Козьма слушал этакое, глядел поблизку в глаза Гучкова, совсем же не бриллиантовые, а как у нас у всех, глаза – с просьбой, с доверием, и от болезни опухшие (в самые первые недели Рабочей группы Гучков и вовсе умирал, уже печатались предсмертные о нём бюллетени), – и от души к душе понимал его, растворён был сердцем, вполне согласен:
– Да Александр Иваныч, будем ли обиды месить? Ну, погнетали нас, верно… Не прислушны к нам хозяева были, я не про Эриксона, а где поглуше. Конечно, дороже бы прежде войны спохватиться.

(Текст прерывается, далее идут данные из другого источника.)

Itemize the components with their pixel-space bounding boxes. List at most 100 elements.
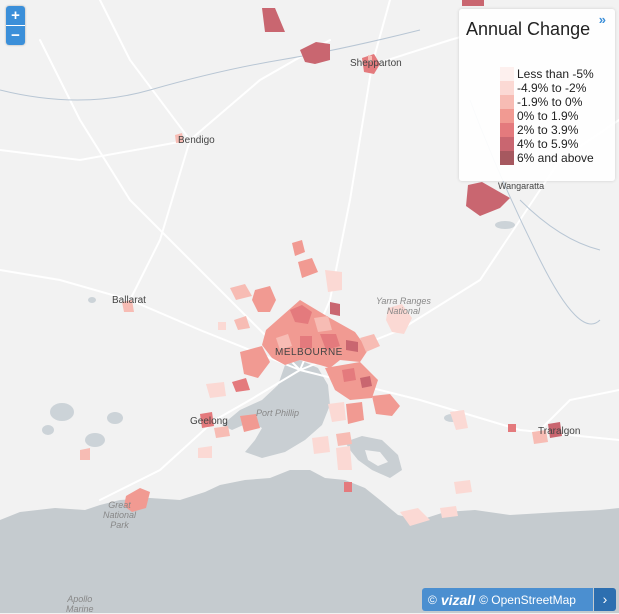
region-sa2 bbox=[218, 322, 226, 330]
attribution-expand-icon[interactable]: › bbox=[594, 588, 616, 611]
region-sa2 bbox=[532, 430, 548, 444]
region-sa2 bbox=[122, 300, 134, 312]
region-sa2 bbox=[232, 378, 250, 392]
region-sa2 bbox=[320, 334, 340, 350]
place-label-geelong: Geelong bbox=[190, 416, 228, 427]
legend-label: 4% to 5.9% bbox=[517, 137, 579, 151]
region-sa2 bbox=[124, 488, 150, 512]
region-sa2 bbox=[360, 376, 372, 388]
legend-item: 6% and above bbox=[500, 151, 594, 165]
legend-swatch bbox=[500, 151, 514, 165]
region-sa2 bbox=[290, 305, 312, 324]
vizall-logo[interactable]: vizall bbox=[440, 591, 476, 608]
place-label-shepparton: Shepparton bbox=[350, 58, 402, 69]
region-sa2 bbox=[230, 284, 252, 300]
copyright-symbol: © bbox=[428, 592, 437, 607]
region-sa2 bbox=[330, 302, 340, 316]
region-sa2 bbox=[466, 182, 510, 216]
legend-label: Less than -5% bbox=[517, 67, 594, 81]
region-sa2 bbox=[262, 8, 285, 32]
region-sa2 bbox=[252, 286, 276, 312]
port-phillip-bay bbox=[222, 360, 330, 458]
great-otway-line3: Park bbox=[110, 520, 129, 530]
region-sa2 bbox=[328, 402, 346, 422]
great-otway-line1: Great bbox=[108, 500, 131, 510]
region-sa2 bbox=[80, 448, 90, 460]
legend-label: -1.9% to 0% bbox=[517, 95, 583, 109]
region-sa2 bbox=[360, 334, 380, 352]
region-sa2 bbox=[198, 446, 212, 458]
place-label-ballarat: Ballarat bbox=[112, 295, 146, 306]
region-sa2 bbox=[240, 414, 260, 432]
region-sa2 bbox=[346, 340, 358, 352]
region-sa2 bbox=[312, 436, 330, 454]
legend-swatch bbox=[500, 123, 514, 137]
region-sa2 bbox=[454, 480, 472, 494]
region-sa2 bbox=[342, 368, 356, 382]
legend-label: 6% and above bbox=[517, 151, 594, 165]
legend-label: 0% to 1.9% bbox=[517, 109, 579, 123]
yarra-ranges-line2: National bbox=[386, 306, 420, 316]
region-sa2 bbox=[344, 482, 352, 492]
place-label-yarra-ranges: Yarra Ranges National bbox=[376, 296, 431, 316]
apollo-line1: Apollo bbox=[67, 594, 93, 604]
place-label-traralgon: Traralgon bbox=[538, 426, 581, 437]
region-sa2 bbox=[386, 304, 412, 334]
yarra-ranges-line1: Yarra Ranges bbox=[376, 296, 431, 306]
legend-items: Less than -5% -4.9% to -2% -1.9% to 0% 0… bbox=[500, 67, 594, 165]
legend-item: 4% to 5.9% bbox=[500, 137, 594, 151]
legend-swatch bbox=[500, 81, 514, 95]
region-sa2 bbox=[548, 422, 562, 438]
place-label-bendigo: Bendigo bbox=[178, 135, 215, 146]
great-otway-line2: National bbox=[103, 510, 137, 520]
zoom-control: + − bbox=[6, 6, 25, 45]
region-sa2 bbox=[200, 412, 214, 428]
place-label-port-phillip: Port Phillip bbox=[256, 408, 300, 418]
region-sa2 bbox=[234, 316, 250, 330]
legend-swatch bbox=[500, 67, 514, 81]
region-sa2 bbox=[240, 346, 270, 378]
region-sa2 bbox=[325, 270, 342, 292]
region-sa2 bbox=[298, 258, 318, 278]
place-label-wangaratta: Wangaratta bbox=[498, 181, 545, 191]
zoom-in-button[interactable]: + bbox=[6, 6, 25, 25]
regions bbox=[80, 0, 562, 526]
region-sa2 bbox=[175, 133, 184, 143]
legend-item: 0% to 1.9% bbox=[500, 109, 594, 123]
region-sa2 bbox=[362, 54, 380, 74]
place-label-apollo-marine: Apollo Marine bbox=[66, 594, 94, 614]
legend-label: -4.9% to -2% bbox=[517, 81, 587, 95]
french-island bbox=[365, 450, 388, 466]
region-sa2 bbox=[372, 394, 400, 416]
region-sa2 bbox=[300, 42, 330, 64]
zoom-out-button[interactable]: − bbox=[6, 25, 25, 45]
osm-attribution-link[interactable]: © OpenStreetMap bbox=[479, 592, 576, 607]
attribution-bar[interactable]: © vizall © OpenStreetMap bbox=[422, 588, 593, 611]
region-sa2 bbox=[292, 240, 305, 256]
region-sa2 bbox=[262, 300, 368, 368]
region-sa2 bbox=[276, 334, 292, 350]
legend-collapse-icon[interactable]: » bbox=[598, 12, 606, 27]
apollo-line2: Marine bbox=[66, 604, 94, 614]
region-sa2 bbox=[206, 382, 226, 398]
place-label-great-otway: Great National Park bbox=[103, 500, 136, 530]
lakes bbox=[42, 221, 515, 447]
legend-swatch bbox=[500, 95, 514, 109]
region-sa2 bbox=[462, 0, 484, 6]
region-sa2 bbox=[336, 432, 352, 446]
region-sa2 bbox=[314, 316, 332, 332]
region-sa2 bbox=[325, 362, 378, 400]
legend-item: -4.9% to -2% bbox=[500, 81, 594, 95]
region-sa2 bbox=[368, 55, 372, 62]
legend-label: 2% to 3.9% bbox=[517, 123, 579, 137]
region-sa2 bbox=[450, 410, 468, 430]
region-sa2 bbox=[214, 426, 230, 438]
legend-swatch bbox=[500, 137, 514, 151]
legend-item: 2% to 3.9% bbox=[500, 123, 594, 137]
legend-item: Less than -5% bbox=[500, 67, 594, 81]
region-sa2 bbox=[508, 424, 516, 432]
region-sa2 bbox=[440, 506, 458, 518]
legend-panel: Annual Change » Less than -5% -4.9% to -… bbox=[459, 9, 615, 181]
region-sa2 bbox=[400, 508, 430, 526]
place-label-melbourne: MELBOURNE bbox=[275, 347, 343, 358]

Ну, коли сознанье взошло, так и нынче не поздно. Что ж, разве не понимаем? Рвутся немцы до России, шею нам согнуть да хлебушек наш лопать…
По-простецки, безо всяких партий, да и на языке своём же природном – чего тут было не понять? Через простецкий их стол, сидя на стульях двух жёстких безо всякого умягчения, в голову никак не вклинивалось, что сидит перед ним вождь империалистической буржуазии, соратник кровавого Столыпина.
– Понимаю, Алексан Иваныч. Поддержим. Для того сюда и пришли.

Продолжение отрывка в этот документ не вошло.